I'll follow up with concern team and get back to you(most likely next week). Thank you.

Sincerely,
Umesh

Posted by developer:
 
Added bug number to changelog entry for WL #13574:

        For a multithreaded replica (where slave_parallel_workers is
        greater than 0), setting slave_preserve_commit_order=1
        ensures that transactions are executed and committed on the
        replica in the same order as they appear in the replica's relay
        log. Each executing worker thread waits until all previous
        transactions are committed before committing. If a worker thread
        fails to execute a transaction because a possible deadlock was
        detected, or because the transaction's execution time exceeded a
        relevant wait timeout, it automatically retries the number of
        times specified by slave_transaction_retries
        before stopping with an error. Transactions with a non-temporary
        error are not retried.

        The replication applier on a multithreaded replica has always
        handled data access deadlocks that were identified by the
        storage engines involved.
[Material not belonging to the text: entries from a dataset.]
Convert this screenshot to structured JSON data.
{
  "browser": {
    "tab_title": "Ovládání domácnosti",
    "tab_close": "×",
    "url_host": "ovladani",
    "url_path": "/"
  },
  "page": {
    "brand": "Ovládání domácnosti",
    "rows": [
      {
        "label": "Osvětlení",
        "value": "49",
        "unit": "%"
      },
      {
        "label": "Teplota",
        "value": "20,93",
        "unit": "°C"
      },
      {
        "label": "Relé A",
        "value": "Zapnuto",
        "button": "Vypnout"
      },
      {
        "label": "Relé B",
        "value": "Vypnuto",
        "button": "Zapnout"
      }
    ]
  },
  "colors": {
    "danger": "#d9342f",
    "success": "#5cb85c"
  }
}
However, some other types of lock were
        not detected by the replication applier, such as locks involving
        access control lists (ACLs) or metadata locking (for example,
        FLUSH TABLES WITH READ LOCK statements). This
        could lead to three-actor deadlocks with the commit order
        locking, which could not be resolved by the replication applier,
        and caused replication to hang indefinitely. From MySQL 8.0.23,
        deadlock handling on multithreaded replicas that preserve the
        commit order has been enhanced to mitigate these types of
        deadlocks. The deadlocks are not specifically resolved by the
        replication applier, but the applier is aware of them and
        initiates automatic retries for the transaction, rather than
        hanging. If the retries are exhausted, replication stops in a
        controlled manner so that the deadlock can be resolved manually.

This bug status has be changed to Closed, but it is a little miss-leading.

From what I understand, this bug is fixed in 8.0.23, but not in 5.7.  I would have expected that this bug stays opened until fixed in 5.7 (note that the bug has been reported as affecting 5.7, not 8.0).

Adding affected version 5.7.40 (I just confirmed it is also affected with the test-case in How to repeat).